While slugs are sometimes passed off to cashiers and other unwitting human recipients, they are more commonly used in automated coin-operated devices such as a vending machine, payphone, parking meter, transit farebox, copy machine, coin laundry, gaming machine, or arcade game.[1] By resembling various features of a genuine coin, including the weight, size, and shape, and/or by mixing it with genuine coinage a slug is intended to trick the recipient into accepting it as a real coin.
Losses caused to vendors by slug usage may be the result of the loss of sales revenue following the distribution of merchandise that was obtained at the vendor's expense as well as the loss of cash that is distributed by the machine for overpayment with slugs. Honest customers may also suffer losses when change returned for overpayment is in the form of a slug rather than a genuine coin. Customer losses may be either unintentional on the part of merchants (such as when perpetrated by unwitting cashiers or machines designed to automatically process previous payments as change for later customers) or the result of the deliberate substitution of genuine coinage by corrupt cashiers and vending machine operators.
Though slug usage is illegal in the United States and elsewhere,[2] prosecution for slug usage is rare due to the low value of each theft, the difficulty in identifying an offender, and also the difficulty in proving mens rea (especially when the slug is another country's genuine coin) since perpetrators when confronted will often claim the substitution was an "honest" mistake. Offenders in casinos are most likely to be prosecuted, as casinos have high levels of video surveillance and other security measures, and tend to be more proactive in enforcement.
There are many cases of genuine coins being used as slugs in another country, with or without knowledge of the user.
Slugs are usually made from metals differing from those of real coins. While genuine US coinage is made from various alloys of copper, nickel and zinc, Canadian coins are made mostly from steel with some copper and nickel, and euro coins are made from steel, nickel, and brass, slugs are frequently made from differing metals and alloys that are cheaper to obtain and mold, such as aluminum, tin, and lead.
Slugs may or may not have the face details of real coins. Some slugs that are made to match the face details may not be immediately recognizable as such to handlers, and may enter circulation.

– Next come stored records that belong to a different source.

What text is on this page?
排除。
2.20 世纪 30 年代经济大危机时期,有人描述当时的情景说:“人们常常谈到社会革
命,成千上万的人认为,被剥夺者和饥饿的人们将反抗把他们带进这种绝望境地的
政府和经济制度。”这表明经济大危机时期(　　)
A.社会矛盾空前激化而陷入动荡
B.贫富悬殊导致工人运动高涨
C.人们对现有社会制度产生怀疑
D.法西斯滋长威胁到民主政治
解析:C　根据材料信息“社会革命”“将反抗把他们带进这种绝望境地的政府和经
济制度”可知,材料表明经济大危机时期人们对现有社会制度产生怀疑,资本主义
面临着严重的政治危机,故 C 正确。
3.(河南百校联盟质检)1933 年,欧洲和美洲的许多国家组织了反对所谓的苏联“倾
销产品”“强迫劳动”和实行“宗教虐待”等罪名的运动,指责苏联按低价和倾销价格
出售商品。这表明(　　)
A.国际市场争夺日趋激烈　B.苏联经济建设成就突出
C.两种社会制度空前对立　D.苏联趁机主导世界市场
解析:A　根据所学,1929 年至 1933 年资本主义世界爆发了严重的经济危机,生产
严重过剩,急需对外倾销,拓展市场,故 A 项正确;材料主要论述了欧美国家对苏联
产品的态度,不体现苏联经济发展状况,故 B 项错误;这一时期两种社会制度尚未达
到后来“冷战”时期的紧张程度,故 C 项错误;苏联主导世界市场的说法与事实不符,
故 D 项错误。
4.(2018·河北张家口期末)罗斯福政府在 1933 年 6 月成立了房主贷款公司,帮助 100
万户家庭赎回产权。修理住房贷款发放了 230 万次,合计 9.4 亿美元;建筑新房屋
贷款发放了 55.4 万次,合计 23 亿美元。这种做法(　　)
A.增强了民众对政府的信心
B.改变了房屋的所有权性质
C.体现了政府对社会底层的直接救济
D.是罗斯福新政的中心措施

Older, cheaper, and other low-tech machines that have fewer security measures are more likely to be defrauded by slug users. As an example, the fully mechanical mechanisms used in the traditional type of small vending machines that distribute candy or toys, and that can still often be found today at the entrances and/or exits of grocery stores and other retailers, can be fooled by cardboard coins. Many newer machines, especially those found in casinos, have additional detection that can identify more details of coins and detect those that do not resemble real coins.